Guru Teg Bahadur, the 9th guru or apostle of the Sikh religion, is renowned for the extreme valor with which he advocated for the masses’ right to profess their religion of choice. Even in the face of the enemy’s prowess, he staunchly refused to be coerced into conversion ultimately leading to his own execution. He pioneered community wells and langars which provided food to people of all stations. It served to demolish in one simple act of dining together the oppressive caste system prevalent in India. His hymns were appended in the Guru Granth Sahib and provide humbling insight into human life.
Humans spend the entirety of their lifetimes in the pursuit of happiness. Whilst some search for the elusive serotonin in wealth and fame, others immerse themselves amongst people. This frantic hunt for external contentment, nevertheless, results in dead ends all too often. Guru Teg Bahadur claimed that this dissatisfaction is caused due to unbridled attachment to material possessions.
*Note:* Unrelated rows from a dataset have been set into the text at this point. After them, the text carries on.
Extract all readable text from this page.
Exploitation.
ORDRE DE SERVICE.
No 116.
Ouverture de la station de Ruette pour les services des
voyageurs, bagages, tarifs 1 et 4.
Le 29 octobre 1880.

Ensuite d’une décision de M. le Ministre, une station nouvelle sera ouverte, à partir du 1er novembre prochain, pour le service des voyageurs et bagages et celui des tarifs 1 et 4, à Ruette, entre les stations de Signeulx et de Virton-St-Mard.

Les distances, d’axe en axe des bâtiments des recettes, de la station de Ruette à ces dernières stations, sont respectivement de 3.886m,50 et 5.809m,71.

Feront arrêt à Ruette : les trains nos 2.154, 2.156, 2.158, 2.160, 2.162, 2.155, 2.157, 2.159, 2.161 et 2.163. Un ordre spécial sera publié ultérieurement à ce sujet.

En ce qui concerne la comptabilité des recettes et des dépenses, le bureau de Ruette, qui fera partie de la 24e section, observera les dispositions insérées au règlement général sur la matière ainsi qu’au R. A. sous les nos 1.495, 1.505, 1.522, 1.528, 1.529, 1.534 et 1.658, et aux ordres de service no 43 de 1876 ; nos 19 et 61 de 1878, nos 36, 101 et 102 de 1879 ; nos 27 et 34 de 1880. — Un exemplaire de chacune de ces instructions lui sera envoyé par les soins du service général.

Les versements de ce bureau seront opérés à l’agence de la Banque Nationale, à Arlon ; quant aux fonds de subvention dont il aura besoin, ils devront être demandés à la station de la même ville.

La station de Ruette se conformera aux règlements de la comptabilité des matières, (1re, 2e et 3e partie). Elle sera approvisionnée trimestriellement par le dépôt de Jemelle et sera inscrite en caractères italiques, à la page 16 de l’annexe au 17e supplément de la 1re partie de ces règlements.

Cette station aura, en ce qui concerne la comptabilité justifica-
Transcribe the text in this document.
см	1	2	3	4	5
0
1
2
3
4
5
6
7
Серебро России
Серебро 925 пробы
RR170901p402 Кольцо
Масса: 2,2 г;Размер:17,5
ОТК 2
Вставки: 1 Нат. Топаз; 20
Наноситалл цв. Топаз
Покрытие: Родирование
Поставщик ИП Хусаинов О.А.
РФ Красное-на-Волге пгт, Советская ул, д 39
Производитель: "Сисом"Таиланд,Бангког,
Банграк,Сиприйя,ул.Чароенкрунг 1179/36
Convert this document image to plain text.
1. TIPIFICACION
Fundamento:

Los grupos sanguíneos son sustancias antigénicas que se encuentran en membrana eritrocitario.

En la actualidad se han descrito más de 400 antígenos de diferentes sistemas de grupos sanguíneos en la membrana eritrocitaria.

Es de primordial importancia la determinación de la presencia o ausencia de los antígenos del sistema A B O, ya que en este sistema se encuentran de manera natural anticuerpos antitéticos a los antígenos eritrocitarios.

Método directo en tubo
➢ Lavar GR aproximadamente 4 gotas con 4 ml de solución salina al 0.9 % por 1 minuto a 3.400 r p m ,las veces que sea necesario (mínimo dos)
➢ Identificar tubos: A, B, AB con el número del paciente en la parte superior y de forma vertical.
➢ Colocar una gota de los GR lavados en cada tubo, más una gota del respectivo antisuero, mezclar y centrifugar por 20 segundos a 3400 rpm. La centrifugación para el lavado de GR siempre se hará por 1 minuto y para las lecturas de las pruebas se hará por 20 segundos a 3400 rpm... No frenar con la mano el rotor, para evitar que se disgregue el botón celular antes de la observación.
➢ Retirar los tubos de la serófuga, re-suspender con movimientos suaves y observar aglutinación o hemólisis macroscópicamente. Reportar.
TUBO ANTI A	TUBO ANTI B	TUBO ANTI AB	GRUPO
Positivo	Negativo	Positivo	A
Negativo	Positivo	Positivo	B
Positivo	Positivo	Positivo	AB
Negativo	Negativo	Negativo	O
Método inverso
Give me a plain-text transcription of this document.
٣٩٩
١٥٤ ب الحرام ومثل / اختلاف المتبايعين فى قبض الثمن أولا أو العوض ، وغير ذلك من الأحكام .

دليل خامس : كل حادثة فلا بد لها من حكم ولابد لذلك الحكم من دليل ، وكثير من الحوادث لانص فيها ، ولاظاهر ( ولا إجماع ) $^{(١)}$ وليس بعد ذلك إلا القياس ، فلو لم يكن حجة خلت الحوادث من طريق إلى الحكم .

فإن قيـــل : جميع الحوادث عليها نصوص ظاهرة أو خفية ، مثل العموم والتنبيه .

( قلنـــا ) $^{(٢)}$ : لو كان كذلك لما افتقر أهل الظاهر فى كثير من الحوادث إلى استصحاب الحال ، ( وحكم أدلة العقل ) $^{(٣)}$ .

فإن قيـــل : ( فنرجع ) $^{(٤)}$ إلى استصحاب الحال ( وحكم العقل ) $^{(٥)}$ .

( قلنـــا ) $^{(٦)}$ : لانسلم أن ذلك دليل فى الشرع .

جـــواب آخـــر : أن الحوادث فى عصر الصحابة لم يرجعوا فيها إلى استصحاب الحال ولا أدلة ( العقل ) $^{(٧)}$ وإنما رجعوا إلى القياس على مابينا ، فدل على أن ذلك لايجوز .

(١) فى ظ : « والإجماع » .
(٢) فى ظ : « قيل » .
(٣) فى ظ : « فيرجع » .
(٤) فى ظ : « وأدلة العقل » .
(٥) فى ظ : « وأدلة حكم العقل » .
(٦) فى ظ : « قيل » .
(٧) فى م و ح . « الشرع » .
Impartiality to adulation as well as critiques is of immense importance for the stability of the mind. Blessed is the one who can adopt true fearlessness stemming from non-attachment. The conquest of fear allows for people to live true to their principles in dire situations.
Apropos of the way of living, he left us a cornucopia of adages to be the voice of reason for when a dilemma presents itself. People tend to dismiss humility with the steady accretion of socio-economic status. It is then that these aphorisms serve as a reminder to rid ourselves of arrogance and the never-ending lust for more. He stated that indulging in ostentatious acts of fidelity to God amount to nothing. Construction of resplendent shrines or ceremonial baths equates to naught in the long run. A religion is redundant if the mind of the devotee is given free reigns to languish as it pleases.